Sunday, May 2, 2010

The ol' bait and switch

is a lie. Or if I am very forgiving, I'll call it a misunderstanding. But either way, the important thing to realize is that misperceptions are often conducive for creating more comfortable feelings. I know of epistemologies of ignorance and I know their effectiveness. They can create whole worlds, inverted by delusion-a purposeful misinterpretation of reality.

And me.

And unfortunately, they only create distance, bitter rifts, losses of friendships, and a lack of connection. They foreclose the possibility of understanding.

That is why I am grateful for you, one who sees clearly and accurately. Who knows full well the details and the pain that have led me to this day. You understand the causes of my hurting and that it continues to be present, and especially in what way.

And lucky for me, it means that you know I am not switching off to you. I need not worry about protecting myself. I don't need to run away because I've been learning. And trusting. Both have a great deal to do with loving.

How do I know that I love you? I know because I trust myself. And you. So much that I can feel that it is true, that no matter what more I see of you it will only fill out the picture. Any new situation will not present more criteria by which I will evaluate you, or how much I like you. Instead, I trust that I see you as you are, enough to trust myself. In that I can, first of all, love you.
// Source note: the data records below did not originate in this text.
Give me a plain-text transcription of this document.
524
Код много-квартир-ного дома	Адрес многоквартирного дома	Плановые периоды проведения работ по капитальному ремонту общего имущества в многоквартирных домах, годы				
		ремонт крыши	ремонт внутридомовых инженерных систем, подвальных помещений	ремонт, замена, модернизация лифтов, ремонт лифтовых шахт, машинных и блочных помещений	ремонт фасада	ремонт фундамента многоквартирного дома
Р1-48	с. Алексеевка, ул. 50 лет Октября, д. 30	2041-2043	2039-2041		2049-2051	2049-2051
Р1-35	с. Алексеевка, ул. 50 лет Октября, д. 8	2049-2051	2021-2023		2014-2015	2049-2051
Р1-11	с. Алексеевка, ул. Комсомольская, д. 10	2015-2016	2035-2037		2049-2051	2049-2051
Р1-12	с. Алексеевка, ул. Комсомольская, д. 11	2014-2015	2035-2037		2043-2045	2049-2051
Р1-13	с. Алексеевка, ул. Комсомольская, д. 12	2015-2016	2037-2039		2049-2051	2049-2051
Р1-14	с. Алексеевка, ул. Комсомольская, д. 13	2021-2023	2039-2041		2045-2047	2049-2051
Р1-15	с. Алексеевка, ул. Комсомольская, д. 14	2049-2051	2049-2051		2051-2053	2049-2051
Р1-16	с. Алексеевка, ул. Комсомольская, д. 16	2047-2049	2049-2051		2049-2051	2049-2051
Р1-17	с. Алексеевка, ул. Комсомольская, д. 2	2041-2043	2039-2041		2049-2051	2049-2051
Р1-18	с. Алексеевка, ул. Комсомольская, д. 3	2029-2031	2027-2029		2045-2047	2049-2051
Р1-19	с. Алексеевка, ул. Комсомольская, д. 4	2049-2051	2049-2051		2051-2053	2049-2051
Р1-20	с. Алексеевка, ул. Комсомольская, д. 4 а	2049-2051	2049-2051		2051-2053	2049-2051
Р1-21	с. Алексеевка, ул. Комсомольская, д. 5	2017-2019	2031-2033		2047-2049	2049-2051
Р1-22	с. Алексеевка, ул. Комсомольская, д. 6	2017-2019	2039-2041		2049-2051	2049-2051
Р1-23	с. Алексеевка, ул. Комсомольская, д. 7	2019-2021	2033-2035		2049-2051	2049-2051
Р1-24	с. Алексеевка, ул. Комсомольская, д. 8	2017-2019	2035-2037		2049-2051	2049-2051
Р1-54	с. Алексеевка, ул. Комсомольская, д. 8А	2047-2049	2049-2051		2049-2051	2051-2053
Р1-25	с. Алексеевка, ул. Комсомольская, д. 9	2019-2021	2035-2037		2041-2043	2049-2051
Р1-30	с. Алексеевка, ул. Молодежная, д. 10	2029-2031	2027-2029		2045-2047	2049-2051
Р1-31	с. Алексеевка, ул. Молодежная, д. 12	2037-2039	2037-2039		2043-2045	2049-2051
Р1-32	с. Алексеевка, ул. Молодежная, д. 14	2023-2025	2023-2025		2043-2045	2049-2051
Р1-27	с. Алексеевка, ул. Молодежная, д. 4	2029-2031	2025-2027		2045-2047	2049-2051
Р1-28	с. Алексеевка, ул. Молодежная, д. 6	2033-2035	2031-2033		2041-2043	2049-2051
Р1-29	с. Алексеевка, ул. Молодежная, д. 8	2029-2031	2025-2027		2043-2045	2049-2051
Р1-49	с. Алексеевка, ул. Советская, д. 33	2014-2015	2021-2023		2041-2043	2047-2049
And yes, so far it has been mutually reinforced by your own actions. I trust that you see me. Thus it is not a taking from one, or giving back to the other. This has been, from the beginning, a slow process of equally meeting one another in our being together.

My "I love you" comes with depth, with roots, with thick ground.

I love you.

And all that you are. Even the parts that are yet to be found.

And that, Love, requires trust--in myself.